Wednesday, March 28, 2012

END OF DAYS FOR YOU; HAPPY DAYS FOR YOUR PET…NOT


Based on an article by Adella M. Banks, of the Religious News Service, published in The Washington Post, I wrote a piece for today on Bart Centre and his Eternal Earth-Bound Pets, “a business that promises to care for the pets of Christians who are swept up in the Rapture.”

It struck me as just the right amount of quirky to be a scheme hatched by an Apocalypse entrepreneur. However, the article prompted the New Hampshire Insurance Department to subpoena Bart since he appeared to be operating an “unauthorized business in insurance.”

OOPS! Time for ol’ Bart to come clean.

"Eternal Earth-Bound Pets employs no paid rescuers," Bart wrote in a blog. "It has no clients. It has never issued a service certificate. It has accepted no service contract applications nor received any payments — not a single dollar — in the almost three years of its existence."

Bart claimed that the whole thing was a “social experiment.”

The original idea he presented was pretty simple. Rapture-ready Christians go to Bart to make arrangements for Spot and Tabby in anticipation of the coming glory.

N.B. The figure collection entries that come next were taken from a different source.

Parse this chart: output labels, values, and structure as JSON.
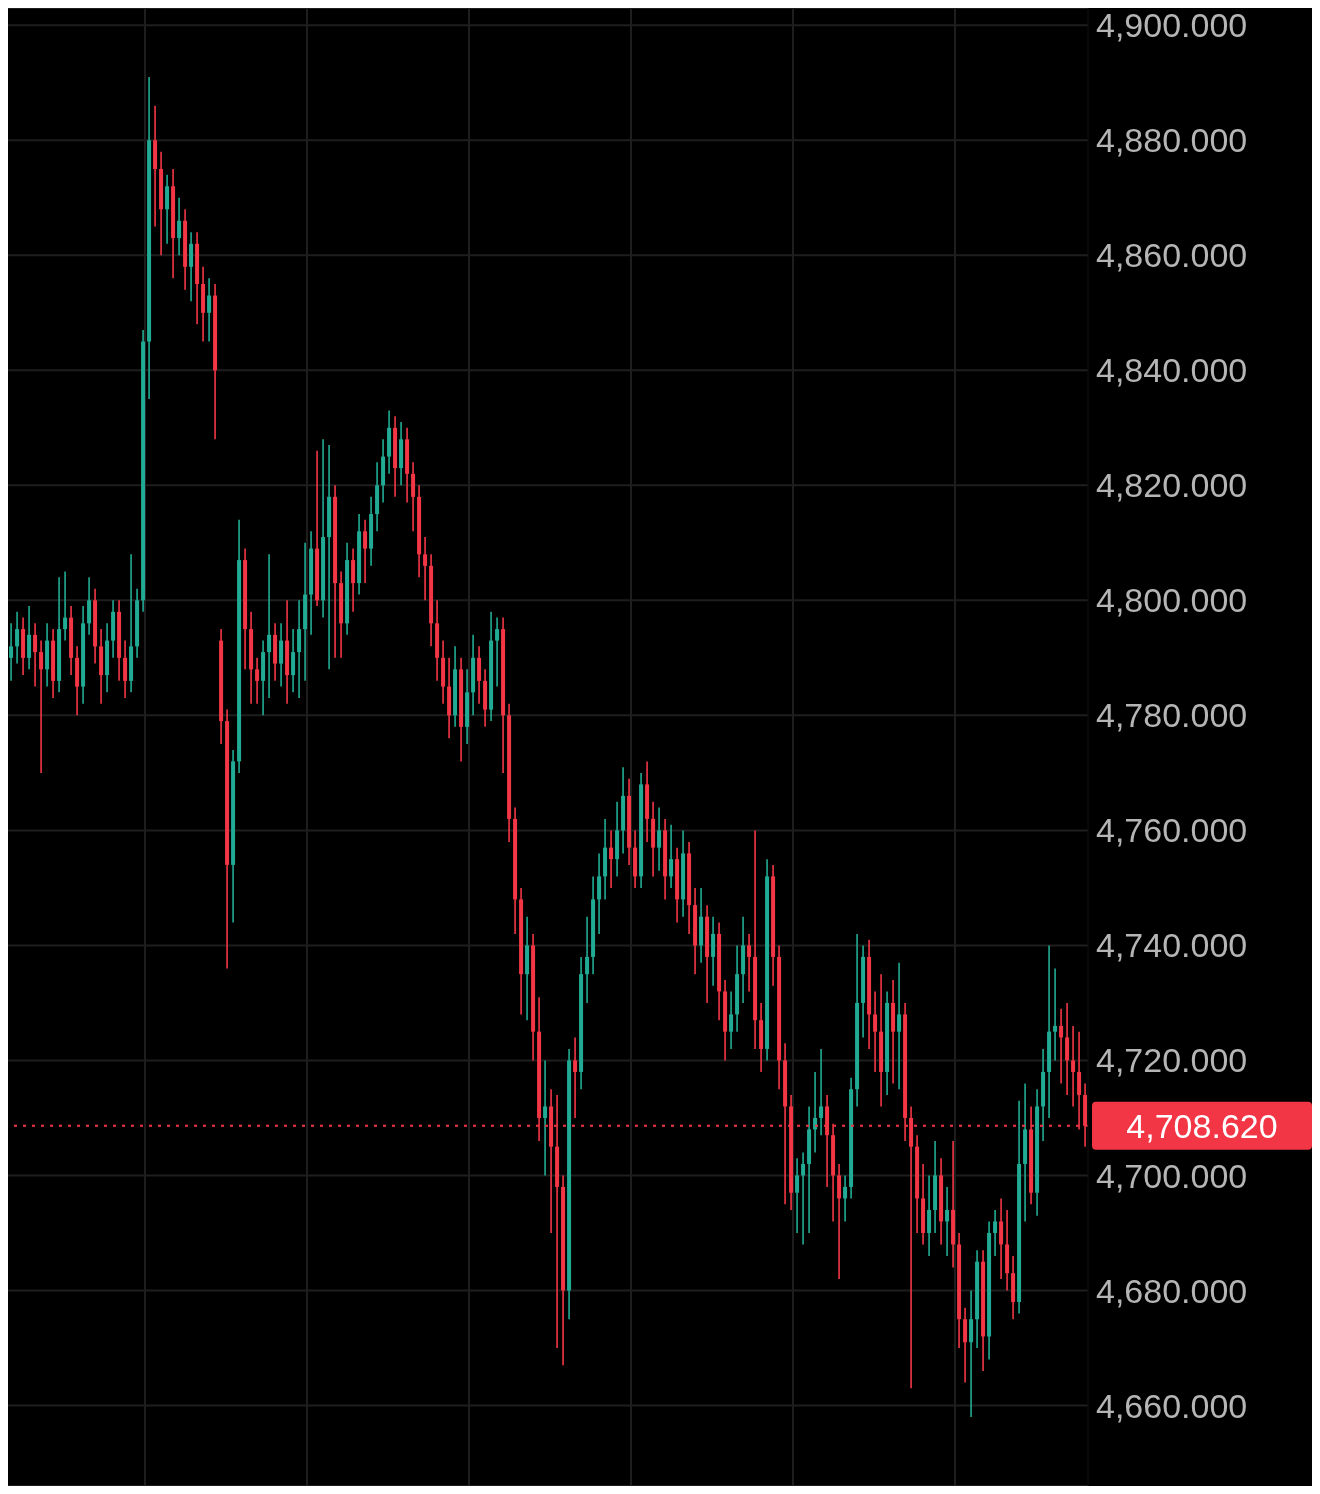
{
  "chart_data": {
    "type": "candlestick",
    "categories": [
      null,
      null,
      null,
      null,
      null,
      null,
      null,
      null,
      null,
      null,
      null,
      null,
      null,
      null,
      null,
      null,
      null,
      null,
      null,
      null,
      null,
      null,
      null,
      null,
      null,
      null,
      null,
      null,
      null,
      null,
      null,
      null,
      null,
      null,
      null,
      null,
      null,
      null,
      null,
      null,
      null,
      null,
      null,
      null,
      null,
      null,
      null,
      null,
      null,
      null,
      null,
      null,
      null,
      null,
      null,
      null,
      null,
      null,
      null,
      null,
      null,
      null,
      null,
      null,
      null,
      null,
      null,
      null,
      null,
      null,
      null,
      null,
      null,
      null,
      null,
      null,
      null,
      null,
      null,
      null,
      null,
      null,
      null,
      null,
      null,
      null,
      null,
      null,
      null,
      null,
      null,
      null,
      null,
      null,
      null,
      null,
      null,
      null,
      null,
      null,
      null,
      null,
      null,
      null,
      null,
      null,
      null,
      null,
      null,
      null,
      null,
      null,
      null,
      null,
      null,
      null,
      null,
      null,
      null,
      null,
      null,
      null,
      null,
      null,
      null,
      null,
      null,
      null,
      null,
      null,
      null,
      null,
      null,
      null,
      null,
      null,
      null,
      null,
      null,
      null,
      null,
      null,
      null,
      null,
      null,
      null,
      null,
      null,
      null,
      null,
      null,
      null,
      null,
      null,
      null,
      null,
      null,
      null,
      null,
      null,
      null,
      null,
      null,
      null,
      null,
      null,
      null,
      null,
      null,
      null,
      null,
      null,
      null,
      null,
      null,
      null,
      null,
      null,
      null,
      null
    ],
    "ohlc": [
      [
        4790,
        4796,
        4786,
        4792
      ],
      [
        4792,
        4798,
        4789,
        4795
      ],
      [
        4795,
        4797,
        4787,
        4790
      ],
      [
        4790,
        4799,
        4788,
        4794
      ],
      [
        4794,
        4796,
        4785,
        4791
      ],
      [
        4791,
        4793,
        4770,
        4788
      ],
      [
        4788,
        4796,
        4785,
        4793
      ],
      [
        4793,
        4795,
        4783,
        4786
      ],
      [
        4786,
        4804,
        4784,
        4795
      ],
      [
        4795,
        4805,
        4793,
        4797
      ],
      [
        4797,
        4799,
        4787,
        4790
      ],
      [
        4790,
        4792,
        4780,
        4785
      ],
      [
        4785,
        4799,
        4782,
        4796
      ],
      [
        4796,
        4804,
        4794,
        4800
      ],
      [
        4800,
        4802,
        4789,
        4792
      ],
      [
        4792,
        4795,
        4782,
        4787
      ],
      [
        4787,
        4796,
        4784,
        4793
      ],
      [
        4793,
        4800,
        4790,
        4798
      ],
      [
        4798,
        4800,
        4786,
        4790
      ],
      [
        4790,
        4793,
        4783,
        4786
      ],
      [
        4786,
        4808,
        4784,
        4792
      ],
      [
        4792,
        4802,
        4790,
        4800
      ],
      [
        4800,
        4847,
        4798,
        4845
      ],
      [
        4845,
        4891,
        4835,
        4880
      ],
      [
        4880,
        4886,
        4865,
        4875
      ],
      [
        4875,
        4878,
        4860,
        4868
      ],
      [
        4868,
        4874,
        4862,
        4872
      ],
      [
        4872,
        4875,
        4856,
        4863
      ],
      [
        4863,
        4870,
        4860,
        4866
      ],
      [
        4866,
        4868,
        4854,
        4858
      ],
      [
        4858,
        4864,
        4852,
        4862
      ],
      [
        4862,
        4864,
        4848,
        4855
      ],
      [
        4855,
        4858,
        4845,
        4850
      ],
      [
        4850,
        4856,
        4845,
        4853
      ],
      [
        4853,
        4855,
        4828,
        4840
      ],
      [
        4793,
        4795,
        4775,
        4779
      ],
      [
        4779,
        4781,
        4736,
        4754
      ],
      [
        4754,
        4774,
        4744,
        4772
      ],
      [
        4772,
        4814,
        4770,
        4807
      ],
      [
        4807,
        4809,
        4788,
        4795
      ],
      [
        4795,
        4798,
        4782,
        4788
      ],
      [
        4788,
        4790,
        4782,
        4786
      ],
      [
        4786,
        4793,
        4780,
        4791
      ],
      [
        4791,
        4808,
        4783,
        4794
      ],
      [
        4794,
        4796,
        4786,
        4789
      ],
      [
        4789,
        4796,
        4785,
        4793
      ],
      [
        4793,
        4800,
        4782,
        4787
      ],
      [
        4787,
        4795,
        4784,
        4791
      ],
      [
        4791,
        4800,
        4783,
        4795
      ],
      [
        4795,
        4810,
        4786,
        4801
      ],
      [
        4801,
        4812,
        4794,
        4809
      ],
      [
        4809,
        4826,
        4799,
        4800
      ],
      [
        4800,
        4828,
        4797,
        4811
      ],
      [
        4811,
        4827,
        4788,
        4818
      ],
      [
        4818,
        4820,
        4790,
        4803
      ],
      [
        4803,
        4805,
        4790,
        4796
      ],
      [
        4796,
        4810,
        4794,
        4807
      ],
      [
        4807,
        4809,
        4798,
        4803
      ],
      [
        4803,
        4815,
        4801,
        4812
      ],
      [
        4812,
        4814,
        4803,
        4809
      ],
      [
        4809,
        4818,
        4806,
        4815
      ],
      [
        4815,
        4824,
        4812,
        4820
      ],
      [
        4820,
        4828,
        4817,
        4825
      ],
      [
        4825,
        4833,
        4822,
        4830
      ],
      [
        4830,
        4832,
        4818,
        4823
      ],
      [
        4823,
        4831,
        4820,
        4828
      ],
      [
        4828,
        4830,
        4817,
        4822
      ],
      [
        4822,
        4824,
        4812,
        4818
      ],
      [
        4818,
        4820,
        4804,
        4808
      ],
      [
        4808,
        4811,
        4800,
        4806
      ],
      [
        4806,
        4808,
        4792,
        4796
      ],
      [
        4796,
        4800,
        4786,
        4790
      ],
      [
        4790,
        4793,
        4782,
        4785
      ],
      [
        4785,
        4790,
        4776,
        4780
      ],
      [
        4780,
        4792,
        4778,
        4788
      ],
      [
        4788,
        4790,
        4772,
        4778
      ],
      [
        4778,
        4788,
        4775,
        4784
      ],
      [
        4784,
        4794,
        4780,
        4790
      ],
      [
        4790,
        4792,
        4782,
        4786
      ],
      [
        4786,
        4788,
        4778,
        4781
      ],
      [
        4781,
        4798,
        4779,
        4793
      ],
      [
        4793,
        4797,
        4785,
        4795
      ],
      [
        4795,
        4797,
        4770,
        4780
      ],
      [
        4780,
        4782,
        4758,
        4762
      ],
      [
        4762,
        4764,
        4742,
        4748
      ],
      [
        4748,
        4750,
        4728,
        4735
      ],
      [
        4735,
        4745,
        4727,
        4740
      ],
      [
        4740,
        4742,
        4720,
        4725
      ],
      [
        4725,
        4731,
        4706,
        4710
      ],
      [
        4710,
        4720,
        4700,
        4712
      ],
      [
        4712,
        4715,
        4690,
        4705
      ],
      [
        4705,
        4714,
        4670,
        4698
      ],
      [
        4698,
        4700,
        4667,
        4680
      ],
      [
        4680,
        4722,
        4675,
        4720
      ],
      [
        4720,
        4724,
        4710,
        4718
      ],
      [
        4718,
        4738,
        4715,
        4735
      ],
      [
        4735,
        4745,
        4730,
        4738
      ],
      [
        4738,
        4752,
        4735,
        4748
      ],
      [
        4748,
        4756,
        4742,
        4752
      ],
      [
        4752,
        4762,
        4748,
        4757
      ],
      [
        4757,
        4760,
        4750,
        4755
      ],
      [
        4755,
        4765,
        4752,
        4760
      ],
      [
        4760,
        4771,
        4756,
        4766
      ],
      [
        4766,
        4769,
        4754,
        4757
      ],
      [
        4757,
        4760,
        4750,
        4752
      ],
      [
        4752,
        4770,
        4750,
        4768
      ],
      [
        4768,
        4772,
        4758,
        4762
      ],
      [
        4762,
        4765,
        4752,
        4757
      ],
      [
        4757,
        4764,
        4753,
        4760
      ],
      [
        4760,
        4762,
        4748,
        4752
      ],
      [
        4752,
        4761,
        4750,
        4755
      ],
      [
        4755,
        4757,
        4744,
        4748
      ],
      [
        4748,
        4760,
        4745,
        4756
      ],
      [
        4756,
        4758,
        4742,
        4747
      ],
      [
        4747,
        4750,
        4735,
        4740
      ],
      [
        4740,
        4750,
        4737,
        4745
      ],
      [
        4745,
        4747,
        4730,
        4738
      ],
      [
        4738,
        4745,
        4733,
        4742
      ],
      [
        4742,
        4744,
        4727,
        4732
      ],
      [
        4732,
        4734,
        4720,
        4725
      ],
      [
        4725,
        4732,
        4722,
        4728
      ],
      [
        4728,
        4740,
        4725,
        4735
      ],
      [
        4735,
        4745,
        4730,
        4740
      ],
      [
        4740,
        4742,
        4732,
        4738
      ],
      [
        4738,
        4760,
        4722,
        4727
      ],
      [
        4727,
        4730,
        4718,
        4722
      ],
      [
        4722,
        4755,
        4720,
        4752
      ],
      [
        4752,
        4754,
        4733,
        4738
      ],
      [
        4738,
        4740,
        4715,
        4720
      ],
      [
        4720,
        4723,
        4695,
        4712
      ],
      [
        4712,
        4714,
        4694,
        4697
      ],
      [
        4697,
        4703,
        4690,
        4700
      ],
      [
        4700,
        4704,
        4688,
        4702
      ],
      [
        4702,
        4712,
        4690,
        4708
      ],
      [
        4708,
        4718,
        4704,
        4710
      ],
      [
        4710,
        4722,
        4707,
        4712
      ],
      [
        4712,
        4714,
        4698,
        4707
      ],
      [
        4707,
        4709,
        4692,
        4700
      ],
      [
        4700,
        4702,
        4682,
        4696
      ],
      [
        4696,
        4700,
        4692,
        4698
      ],
      [
        4698,
        4717,
        4696,
        4715
      ],
      [
        4715,
        4742,
        4712,
        4730
      ],
      [
        4730,
        4740,
        4724,
        4738
      ],
      [
        4738,
        4741,
        4722,
        4728
      ],
      [
        4728,
        4732,
        4718,
        4725
      ],
      [
        4725,
        4735,
        4712,
        4718
      ],
      [
        4718,
        4732,
        4714,
        4730
      ],
      [
        4730,
        4734,
        4716,
        4725
      ],
      [
        4725,
        4737,
        4715,
        4728
      ],
      [
        4728,
        4730,
        4706,
        4710
      ],
      [
        4710,
        4712,
        4663,
        4705
      ],
      [
        4705,
        4707,
        4690,
        4696
      ],
      [
        4696,
        4702,
        4688,
        4690
      ],
      [
        4690,
        4700,
        4686,
        4694
      ],
      [
        4694,
        4706,
        4690,
        4700
      ],
      [
        4700,
        4703,
        4688,
        4692
      ],
      [
        4692,
        4698,
        4686,
        4694
      ],
      [
        4694,
        4706,
        4684,
        4688
      ],
      [
        4688,
        4690,
        4670,
        4675
      ],
      [
        4675,
        4677,
        4664,
        4671
      ],
      [
        4671,
        4680,
        4658,
        4675
      ],
      [
        4675,
        4687,
        4670,
        4685
      ],
      [
        4685,
        4687,
        4666,
        4672
      ],
      [
        4672,
        4692,
        4668,
        4690
      ],
      [
        4690,
        4694,
        4686,
        4692
      ],
      [
        4692,
        4696,
        4682,
        4688
      ],
      [
        4688,
        4694,
        4680,
        4683
      ],
      [
        4683,
        4686,
        4675,
        4678
      ],
      [
        4678,
        4713,
        4676,
        4702
      ],
      [
        4702,
        4716,
        4692,
        4708
      ],
      [
        4708,
        4712,
        4695,
        4697
      ],
      [
        4697,
        4715,
        4693,
        4712
      ],
      [
        4712,
        4722,
        4706,
        4718
      ],
      [
        4718,
        4740,
        4710,
        4725
      ],
      [
        4725,
        4736,
        4720,
        4726
      ],
      [
        4726,
        4729,
        4716,
        4724
      ],
      [
        4724,
        4730,
        4714,
        4720
      ],
      [
        4720,
        4726,
        4712,
        4718
      ],
      [
        4718,
        4725,
        4708,
        4714
      ],
      [
        4714,
        4716,
        4705,
        4708.62
      ]
    ],
    "colors": [
      "#22ab94",
      "#22ab94",
      "#f23645",
      "#22ab94",
      "#f23645",
      "#f23645",
      "#22ab94",
      "#f23645",
      "#22ab94",
      "#22ab94",
      "#f23645",
      "#f23645",
      "#22ab94",
      "#22ab94",
      "#f23645",
      "#f23645",
      "#22ab94",
      "#22ab94",
      "#f23645",
      "#f23645",
      "#22ab94",
      "#22ab94",
      "#22ab94",
      "#22ab94",
      "#f23645",
      "#f23645",
      "#22ab94",
      "#f23645",
      "#22ab94",
      "#f23645",
      "#22ab94",
      "#f23645",
      "#f23645",
      "#22ab94",
      "#f23645",
      "#f23645",
      "#f23645",
      "#22ab94",
      "#22ab94",
      "#f23645",
      "#f23645",
      "#f23645",
      "#22ab94",
      "#22ab94",
      "#f23645",
      "#22ab94",
      "#f23645",
      "#22ab94",
      "#22ab94",
      "#22ab94",
      "#22ab94",
      "#f23645",
      "#22ab94",
      "#22ab94",
      "#f23645",
      "#f23645",
      "#22ab94",
      "#f23645",
      "#22ab94",
      "#f23645",
      "#22ab94",
      "#22ab94",
      "#22ab94",
      "#22ab94",
      "#f23645",
      "#22ab94",
      "#f23645",
      "#f23645",
      "#f23645",
      "#f23645",
      "#f23645",
      "#f23645",
      "#f23645",
      "#f23645",
      "#22ab94",
      "#f23645",
      "#22ab94",
      "#22ab94",
      "#f23645",
      "#f23645",
      "#22ab94",
      "#22ab94",
      "#f23645",
      "#f23645",
      "#f23645",
      "#f23645",
      "#22ab94",
      "#f23645",
      "#f23645",
      "#22ab94",
      "#f23645",
      "#f23645",
      "#f23645",
      "#22ab94",
      "#f23645",
      "#22ab94",
      "#22ab94",
      "#22ab94",
      "#22ab94",
      "#22ab94",
      "#f23645",
      "#22ab94",
      "#22ab94",
      "#f23645",
      "#f23645",
      "#22ab94",
      "#f23645",
      "#f23645",
      "#22ab94",
      "#f23645",
      "#22ab94",
      "#f23645",
      "#22ab94",
      "#f23645",
      "#f23645",
      "#22ab94",
      "#f23645",
      "#22ab94",
      "#f23645",
      "#f23645",
      "#22ab94",
      "#22ab94",
      "#22ab94",
      "#f23645",
      "#f23645",
      "#f23645",
      "#22ab94",
      "#f23645",
      "#f23645",
      "#f23645",
      "#f23645",
      "#22ab94",
      "#22ab94",
      "#22ab94",
      "#22ab94",
      "#22ab94",
      "#f23645",
      "#f23645",
      "#f23645",
      "#22ab94",
      "#22ab94",
      "#22ab94",
      "#22ab94",
      "#f23645",
      "#f23645",
      "#f23645",
      "#22ab94",
      "#f23645",
      "#22ab94",
      "#f23645",
      "#f23645",
      "#f23645",
      "#f23645",
      "#22ab94",
      "#22ab94",
      "#f23645",
      "#22ab94",
      "#f23645",
      "#f23645",
      "#f23645",
      "#22ab94",
      "#22ab94",
      "#f23645",
      "#22ab94",
      "#22ab94",
      "#f23645",
      "#f23645",
      "#f23645",
      "#22ab94",
      "#22ab94",
      "#f23645",
      "#22ab94",
      "#22ab94",
      "#22ab94",
      "#22ab94",
      "#f23645",
      "#f23645",
      "#f23645",
      "#f23645",
      "#f23645"
    ],
    "ylim": [
      4646,
      4903
    ],
    "yticks": [
      {
        "value": 4660,
        "label": "4,660.000"
      },
      {
        "value": 4680,
        "label": "4,680.000"
      },
      {
        "value": 4700,
        "label": "4,700.000"
      },
      {
        "value": 4720,
        "label": "4,720.000"
      },
      {
        "value": 4740,
        "label": "4,740.000"
      },
      {
        "value": 4760,
        "label": "4,760.000"
      },
      {
        "value": 4780,
        "label": "4,780.000"
      },
      {
        "value": 4800,
        "label": "4,800.000"
      },
      {
        "value": 4820,
        "label": "4,820.000"
      },
      {
        "value": 4840,
        "label": "4,840.000"
      },
      {
        "value": 4860,
        "label": "4,860.000"
      },
      {
        "value": 4880,
        "label": "4,880.000"
      },
      {
        "value": 4900,
        "label": "4,900.000"
      }
    ],
    "ref_lines": [
      {
        "axis": "y",
        "value": 4708.62,
        "label": "4,708.620",
        "color": "#f23645",
        "line_style": "dotted"
      }
    ],
    "grid": true,
    "tick_labels": "y"
  }
}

He said that Harold Camping’s prediction of the end of the world last year resulted in an uptick in business and a subsequent uptick in the rates at Eternal Earth-Bound Pets. A 10-year coverage plan supposedly ran $135 per pet.

It was all stuff and nonsense.

Bart also claimed that he and his partner share the income with 48 other animal “rescuers,” which he describes as “atheists who are happy to give people peace of mind.”

The social experiment was to find out "how much do believers really buy into this? How committed are they to their pets? How much do they trust atheists?"

And what he learned was that state regulators care little about such “social experiments” and the Rapture and care more about fraud and deceit.

Fortunately, I learned of the deceit before I published it on my blog. Wouldn’t I be red-faced? Naw.